The Bad Boy Family Reunion Tour proves a hip-hop milestone

Puff and company put on a retrospective greatest-hits performance.
Photo: Ron Koch/MGM Grand Garden Arena
Mike Pizzo

Four stars

Bad Boy Family Reunion Tour October 1, MGM Grand Garden Arena.

“You can hate me now,” Sean “Puffy” Combs once sang, in response to the negative criticism he was receiving for the commercialization of hip-hop. And we did, largely because Puff did the same thing to rap that Berry Gordy did to R&B: polished it for a wider (whiter) audience. The end of hip-hop’s golden era arguably began with Bad Boy Records.

But at Sunday’s 20-year anniversary Bad Boy Family Reunion Tour at the MGM Grand, Puff and company put on a retrospective greatest-hits performance that showed off just how big an impact he’s made on the industry. Boasting a lineup that also included Ma$e, Lil’ Kim, DMX, Faith Evans, The Lox, Total, 112, Carl Thomas, and others, Puffy played ringleader, at times performing next to the acts as hype man. “You know I’m all up on the records, all up in the videos,” Puff said midway through Evans’ set, referencing Suge Knight’s infamous potshot from 1995’s Source Awards.

But what made this show so great was the arrangement. As I entered the venue, I heard 112 performing moderate hits like “Dance 4 Me” and “Peaches & Cream,” followed by Total and The Lox, the latter beginning with “D-Block Anthem” and solo cuts from Jadakiss (“We Gonna Make It”) and Styles P (“Good Times”). Those acts skipped over their biggest hits; those would come later.

As the show progressed, the ante kept getting upped, as French Montana appeared to perform “Ain’t Worried About Nothin’” and “Pop That,” along with remix or mixtape freestyle versions of other people’s hits, which maintained the momentum.

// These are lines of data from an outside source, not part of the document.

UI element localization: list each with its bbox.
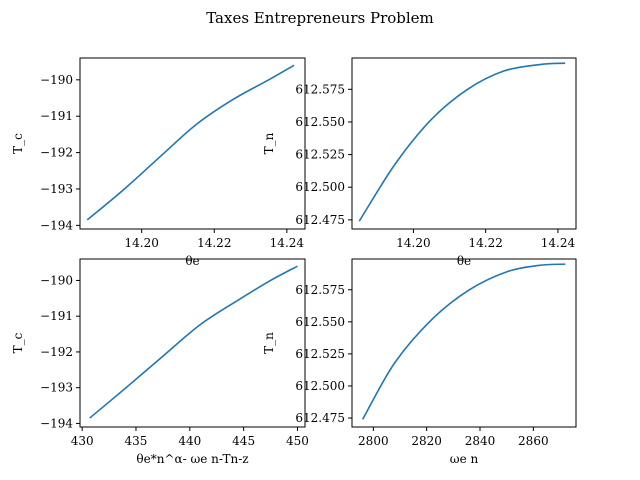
subplot-4: 2800 2820 2840 2860 612.575 612.550 612.525 612… bbox=[262, 258, 577, 466]
axes-frame-3 bbox=[79, 258, 306, 428]
axes-frame-2 bbox=[351, 57, 577, 230]
x-axis-label: θe*n^α- ωe n-Tn-z bbox=[136, 452, 248, 466]
y-tick-label: 612.575 bbox=[295, 82, 345, 96]
x-axis-label: ωe n bbox=[450, 452, 479, 466]
y-tick-label: −192 bbox=[40, 146, 73, 160]
y-tick-label: 612.525 bbox=[295, 148, 345, 162]
y-tick-label: −194 bbox=[40, 416, 73, 430]
axes-frame-1 bbox=[79, 57, 306, 230]
x-tick-label: 14.24 bbox=[270, 236, 305, 250]
y-tick-label: 612.550 bbox=[295, 315, 345, 329]
y-tick-label: 612.475 bbox=[295, 213, 345, 227]
x-axis-label: θe bbox=[457, 254, 471, 268]
y-tick-label: −192 bbox=[40, 345, 73, 359]
x-tick-label: 2820 bbox=[411, 434, 442, 448]
x-tick-label: 14.24 bbox=[541, 236, 576, 250]
y-axis-label: T_n bbox=[262, 332, 276, 354]
y-axis-label: T_c bbox=[11, 332, 25, 353]
y-tick-label: −191 bbox=[40, 309, 73, 323]
x-tick-label: 430 bbox=[71, 434, 94, 448]
x-axis-label: θe bbox=[185, 254, 199, 268]
x-tick-label: 14.20 bbox=[125, 236, 159, 250]
y-tick-label: 612.550 bbox=[295, 115, 345, 129]
y-tick-label: −190 bbox=[40, 273, 73, 287]
y-tick-label: −194 bbox=[40, 218, 73, 232]
y-axis-label: T_c bbox=[11, 133, 25, 154]
figure-title: Taxes Entrepreneurs Problem bbox=[206, 9, 434, 27]
y-tick-label: −191 bbox=[40, 109, 73, 123]
y-tick-label: −193 bbox=[40, 381, 73, 395]
x-tick-label: 2800 bbox=[358, 434, 389, 448]
x-tick-label: 14.22 bbox=[468, 236, 502, 250]
x-tick-label: 445 bbox=[232, 434, 255, 448]
y-tick-label: 612.475 bbox=[295, 411, 345, 425]
x-tick-label: 14.22 bbox=[197, 236, 231, 250]
x-tick-label: 14.20 bbox=[396, 236, 430, 250]
x-tick-label: 440 bbox=[178, 434, 201, 448]
y-tick-label: −193 bbox=[40, 182, 73, 196]
y-axis-label: T_n bbox=[262, 132, 276, 154]
x-tick-label: 450 bbox=[286, 434, 309, 448]
x-tick-label: 2860 bbox=[518, 434, 549, 448]
y-tick-label: 612.500 bbox=[295, 180, 345, 194]
y-tick-label: 612.525 bbox=[295, 347, 345, 361]
x-tick-label: 2840 bbox=[465, 434, 496, 448]
series-line-4-1 bbox=[361, 263, 566, 420]
subplot-3: 430 435 440 445 450 −190 −191 −192 −193 −194 θe*n^… bbox=[11, 258, 309, 466]
series-line-1-1 bbox=[86, 64, 295, 221]
y-tick-label: −190 bbox=[40, 73, 73, 87]
x-tick-label: 435 bbox=[125, 434, 148, 448]
y-tick-label: 612.575 bbox=[295, 283, 345, 297]
y-tick-label: 612.500 bbox=[295, 379, 345, 393]
series-line-3-1 bbox=[89, 265, 298, 419]
subplot-2: 14.20 14.22 14.24 612.575 612.550 612.525 612.… bbox=[262, 57, 577, 268]
axes-frame-4 bbox=[351, 258, 577, 428]
series-line-2-1 bbox=[358, 62, 566, 222]
subplot-1: 14.20 14.22 14.24 −190 −191 −192 −193 −194 θe T_c bbox=[11, 57, 306, 268]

Once Lil’ Kim appeared, the show had reached a point of no return, with the crowd eating out of Puff’s hands. Hit after hit after hit—the concert played much like the Mike Tyson fights that once called the MGM Grand Garden Arena home. Then Puff declared that it would be nothing but bangers from there on out, and he made good on the promise, with help from surprise guest Nelly, who appeared to perform “Hot in Herre.”

Puff’s next trick was the coup de grâce. “These brothers inspired me when I was coming up. They were young and were out there doing it,” he said, and then the voice of Ricky Bell belted out the hook to Bell Biv DeVoe’s “Poison.”

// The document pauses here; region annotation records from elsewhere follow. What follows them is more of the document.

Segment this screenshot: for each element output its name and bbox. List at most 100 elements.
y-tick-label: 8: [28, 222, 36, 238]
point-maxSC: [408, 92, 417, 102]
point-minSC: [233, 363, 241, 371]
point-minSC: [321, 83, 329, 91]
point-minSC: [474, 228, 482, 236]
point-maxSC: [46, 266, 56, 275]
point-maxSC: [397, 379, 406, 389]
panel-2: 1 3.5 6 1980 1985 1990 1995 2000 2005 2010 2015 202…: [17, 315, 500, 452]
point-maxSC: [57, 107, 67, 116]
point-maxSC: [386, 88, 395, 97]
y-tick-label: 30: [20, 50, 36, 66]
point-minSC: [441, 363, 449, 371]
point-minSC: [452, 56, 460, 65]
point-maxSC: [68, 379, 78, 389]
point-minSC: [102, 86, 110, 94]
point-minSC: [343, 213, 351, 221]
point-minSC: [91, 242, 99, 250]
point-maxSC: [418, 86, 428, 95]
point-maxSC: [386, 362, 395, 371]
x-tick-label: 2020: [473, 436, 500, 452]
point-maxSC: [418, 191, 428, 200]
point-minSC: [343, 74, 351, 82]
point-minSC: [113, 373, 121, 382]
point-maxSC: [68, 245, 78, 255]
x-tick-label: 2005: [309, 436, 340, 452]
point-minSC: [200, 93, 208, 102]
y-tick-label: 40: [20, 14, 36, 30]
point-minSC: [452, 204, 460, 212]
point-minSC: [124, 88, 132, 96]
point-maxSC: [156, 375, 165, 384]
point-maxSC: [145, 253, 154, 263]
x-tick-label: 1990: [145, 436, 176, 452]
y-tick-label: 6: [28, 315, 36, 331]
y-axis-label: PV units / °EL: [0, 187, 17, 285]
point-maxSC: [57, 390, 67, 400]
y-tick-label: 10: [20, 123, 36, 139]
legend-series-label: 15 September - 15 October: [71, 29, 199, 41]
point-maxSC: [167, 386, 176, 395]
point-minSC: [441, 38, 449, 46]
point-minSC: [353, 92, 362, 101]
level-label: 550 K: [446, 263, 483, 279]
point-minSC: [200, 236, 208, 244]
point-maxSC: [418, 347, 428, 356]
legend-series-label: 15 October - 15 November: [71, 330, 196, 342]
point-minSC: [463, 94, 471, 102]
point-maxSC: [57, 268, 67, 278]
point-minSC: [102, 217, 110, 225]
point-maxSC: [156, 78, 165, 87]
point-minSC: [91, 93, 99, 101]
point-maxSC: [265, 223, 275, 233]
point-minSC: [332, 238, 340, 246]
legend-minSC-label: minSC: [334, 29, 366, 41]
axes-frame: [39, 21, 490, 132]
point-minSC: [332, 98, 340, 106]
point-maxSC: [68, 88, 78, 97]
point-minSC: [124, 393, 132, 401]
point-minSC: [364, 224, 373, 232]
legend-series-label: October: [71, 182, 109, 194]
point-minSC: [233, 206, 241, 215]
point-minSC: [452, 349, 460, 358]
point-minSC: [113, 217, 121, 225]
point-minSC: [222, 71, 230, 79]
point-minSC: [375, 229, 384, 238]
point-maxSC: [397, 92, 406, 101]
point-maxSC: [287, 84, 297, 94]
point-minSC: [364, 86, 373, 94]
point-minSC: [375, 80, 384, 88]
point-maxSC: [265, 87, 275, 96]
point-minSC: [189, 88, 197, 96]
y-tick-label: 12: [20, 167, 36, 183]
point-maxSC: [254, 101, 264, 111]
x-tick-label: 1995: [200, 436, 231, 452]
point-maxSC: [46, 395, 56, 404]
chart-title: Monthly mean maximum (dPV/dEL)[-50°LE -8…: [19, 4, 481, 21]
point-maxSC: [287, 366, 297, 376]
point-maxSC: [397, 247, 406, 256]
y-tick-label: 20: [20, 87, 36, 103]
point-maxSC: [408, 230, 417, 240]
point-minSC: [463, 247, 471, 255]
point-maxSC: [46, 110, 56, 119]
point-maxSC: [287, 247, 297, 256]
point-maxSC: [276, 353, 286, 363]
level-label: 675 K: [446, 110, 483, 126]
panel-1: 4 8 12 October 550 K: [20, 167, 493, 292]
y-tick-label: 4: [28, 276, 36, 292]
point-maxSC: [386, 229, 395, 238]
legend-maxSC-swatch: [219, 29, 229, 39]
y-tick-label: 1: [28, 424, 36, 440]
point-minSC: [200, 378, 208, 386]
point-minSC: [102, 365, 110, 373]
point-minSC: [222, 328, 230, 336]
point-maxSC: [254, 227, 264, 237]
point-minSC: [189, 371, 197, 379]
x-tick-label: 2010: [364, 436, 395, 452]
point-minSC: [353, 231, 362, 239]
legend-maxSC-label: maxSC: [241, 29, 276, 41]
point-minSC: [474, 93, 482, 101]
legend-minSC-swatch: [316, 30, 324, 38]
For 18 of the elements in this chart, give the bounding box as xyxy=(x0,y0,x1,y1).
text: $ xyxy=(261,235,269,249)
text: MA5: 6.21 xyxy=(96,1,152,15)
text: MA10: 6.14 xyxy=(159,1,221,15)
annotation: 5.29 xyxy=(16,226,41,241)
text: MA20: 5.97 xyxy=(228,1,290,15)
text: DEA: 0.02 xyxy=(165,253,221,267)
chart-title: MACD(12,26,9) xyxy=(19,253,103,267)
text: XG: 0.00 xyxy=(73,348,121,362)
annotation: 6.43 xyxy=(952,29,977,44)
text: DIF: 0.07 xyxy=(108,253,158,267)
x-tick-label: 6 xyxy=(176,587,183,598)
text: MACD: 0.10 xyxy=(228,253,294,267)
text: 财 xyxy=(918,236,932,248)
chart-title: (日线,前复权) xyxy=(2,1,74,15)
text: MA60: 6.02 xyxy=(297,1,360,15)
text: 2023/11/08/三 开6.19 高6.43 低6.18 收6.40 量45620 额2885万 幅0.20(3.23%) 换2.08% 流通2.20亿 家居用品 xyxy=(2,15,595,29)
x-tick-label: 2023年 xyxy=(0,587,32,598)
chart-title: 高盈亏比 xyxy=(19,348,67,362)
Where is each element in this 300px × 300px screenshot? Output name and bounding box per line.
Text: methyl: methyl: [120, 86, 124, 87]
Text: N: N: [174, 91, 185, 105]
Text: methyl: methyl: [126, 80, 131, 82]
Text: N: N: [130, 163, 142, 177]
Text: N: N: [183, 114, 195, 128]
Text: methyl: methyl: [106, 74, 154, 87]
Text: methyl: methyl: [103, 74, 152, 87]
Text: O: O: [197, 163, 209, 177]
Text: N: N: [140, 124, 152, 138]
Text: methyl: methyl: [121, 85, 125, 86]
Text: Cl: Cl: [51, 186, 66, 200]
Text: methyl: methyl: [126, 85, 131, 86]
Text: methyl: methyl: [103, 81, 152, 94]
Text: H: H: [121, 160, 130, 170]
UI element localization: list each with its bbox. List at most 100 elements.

It was at this moment that I completely lost my sh*t, transformed into a teenage girl and grabbed the random dude next to me and started screaming and shaking him. He did the same. It was a completely unexpected moment, but one that made total sense.

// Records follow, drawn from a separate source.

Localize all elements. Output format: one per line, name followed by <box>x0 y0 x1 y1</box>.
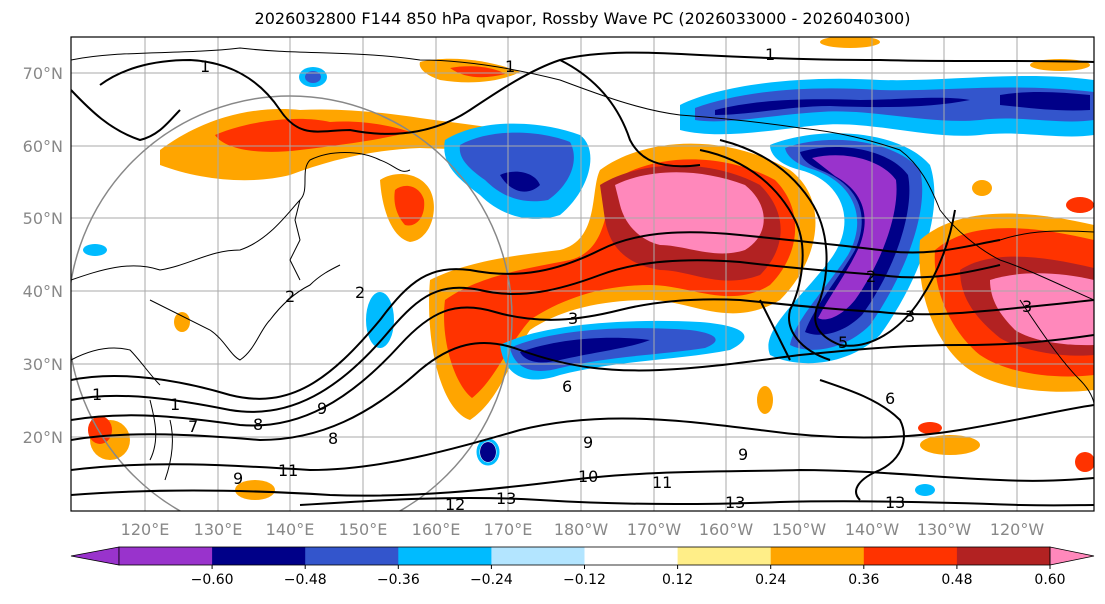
colorbar-tick-label: 0.36 <box>848 572 879 588</box>
lon-label: 140°W <box>845 520 900 539</box>
colorbar-tick-label: −0.36 <box>377 572 420 588</box>
anomaly-fill-north-pacific-negative <box>444 123 591 219</box>
colorbar-extend-max <box>1049 546 1095 566</box>
colorbar-tick-label: −0.12 <box>563 572 606 588</box>
anomaly-fill-small-blobs <box>83 37 1094 500</box>
colorbar-extend-min <box>70 546 120 566</box>
svg-text:2: 2 <box>355 283 365 302</box>
svg-text:11: 11 <box>652 473 672 492</box>
colorbar: −0.60 −0.48 −0.36 −0.24 −0.12 0.12 0.24 0.36 0.4… <box>70 546 1095 588</box>
coastlines <box>71 47 1094 481</box>
longitude-axis: 120°E 130°E 140°E 150°E 160°E 170°E 180°… <box>121 520 1045 539</box>
svg-text:6: 6 <box>562 377 572 396</box>
lon-label: 120°E <box>121 520 170 539</box>
svg-text:6: 6 <box>885 389 895 408</box>
contour-lines <box>71 51 1094 507</box>
colorbar-segment <box>956 547 1051 565</box>
lon-label: 140°E <box>266 520 315 539</box>
svg-text:13: 13 <box>725 493 745 512</box>
lat-label: 50°N <box>23 209 63 228</box>
lat-label: 40°N <box>23 282 63 301</box>
svg-text:9: 9 <box>233 469 243 488</box>
colorbar-tick-label: 0.60 <box>1034 572 1065 588</box>
anomaly-fill-subtropical-negative <box>500 320 745 380</box>
plot-frame <box>70 36 1095 512</box>
svg-text:10: 10 <box>578 467 598 486</box>
svg-text:11: 11 <box>278 461 298 480</box>
svg-text:3: 3 <box>1022 297 1032 316</box>
svg-text:1: 1 <box>200 57 210 76</box>
svg-text:2: 2 <box>866 267 876 286</box>
latitude-axis: 70°N 60°N 50°N 40°N 30°N 20°N <box>23 64 63 447</box>
svg-text:3: 3 <box>568 309 578 328</box>
colorbar-tick-label: −0.48 <box>284 572 327 588</box>
lon-label: 180°W <box>554 520 609 539</box>
svg-text:9: 9 <box>738 445 748 464</box>
lat-label: 30°N <box>23 355 63 374</box>
svg-text:12: 12 <box>445 495 465 514</box>
colorbar-tick-label: −0.24 <box>470 572 513 588</box>
lon-label: 130°E <box>194 520 243 539</box>
svg-text:5: 5 <box>838 333 848 352</box>
colorbar-tick-label: −0.60 <box>191 572 234 588</box>
lon-label: 150°W <box>772 520 827 539</box>
svg-text:13: 13 <box>496 489 516 508</box>
lon-label: 160°E <box>412 520 461 539</box>
svg-text:3: 3 <box>905 307 915 326</box>
contour-labels: 1 1 1 1 1 2 2 2 3 3 3 5 6 6 8 8 9 9 9 9 … <box>92 45 1032 514</box>
colorbar-segment <box>677 547 772 565</box>
colorbar-tick-label: 0.12 <box>662 572 693 588</box>
map-title: 2026032800 F144 850 hPa qvapor, Rossby W… <box>254 9 911 28</box>
svg-text:1: 1 <box>92 385 102 404</box>
svg-text:13: 13 <box>885 493 905 512</box>
svg-text:9: 9 <box>317 399 327 418</box>
svg-text:1: 1 <box>170 395 180 414</box>
svg-text:1: 1 <box>765 45 775 64</box>
lon-label: 150°E <box>339 520 388 539</box>
lon-label: 120°W <box>990 520 1045 539</box>
anomaly-fill-siberia <box>160 58 560 242</box>
svg-text:9: 9 <box>583 433 593 452</box>
svg-text:1: 1 <box>505 57 515 76</box>
lat-label: 20°N <box>23 428 63 447</box>
colorbar-segment <box>119 547 213 565</box>
svg-text:8: 8 <box>253 415 263 434</box>
lon-label: 130°W <box>917 520 972 539</box>
svg-text:7: 7 <box>188 417 198 436</box>
lat-label: 70°N <box>23 64 63 83</box>
lon-label: 170°E <box>484 520 533 539</box>
colorbar-segment <box>212 547 306 565</box>
colorbar-tick-label: 0.48 <box>941 572 972 588</box>
svg-text:8: 8 <box>328 429 338 448</box>
lon-label: 170°W <box>627 520 682 539</box>
colorbar-segment <box>770 547 865 565</box>
colorbar-tick-label: 0.24 <box>755 572 786 588</box>
colorbar-segment <box>863 547 958 565</box>
anomaly-fill-arctic-negative <box>680 75 1094 137</box>
colorbar-segment <box>491 547 585 565</box>
range-circle <box>71 95 513 511</box>
colorbar-segment <box>398 547 492 565</box>
colorbar-segment <box>305 547 399 565</box>
colorbar-segment <box>584 547 679 565</box>
lat-label: 60°N <box>23 137 63 156</box>
svg-text:2: 2 <box>285 287 295 306</box>
lon-label: 160°W <box>699 520 754 539</box>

DMX followed, blowing through his club-bangers in under 10 minutes, backed by a surprise appearance from Black Rob, who did his one hit, “Whoa.” As the show began to hit its apex, artists from earlier began to reappear: 112 & Ma$e came out for “Only You,” Total for “Can’t You See,” Faith for “Love Like This.”

“Have you ever heard that many hits at one concert in your life?” Puff asked the crowd, before closing with “It’s All About the Benjamins” and Biggie’s “Mo Money, Mo Problems.” “Hypnotize” played when the lights came on.

To answer Puff’s question, not since 2000’s Up in Smoke Tour— Dr. Dre, Snoop Dogg, Ice Cube and Eminem—has a rap tour been this jaw-dropping. Without a doubt, the Bad Boy Family Reunion Tour will go down in history as one of the greatest hip-hop concerts of all time. You may have hated him back then, but you can’t hate him now.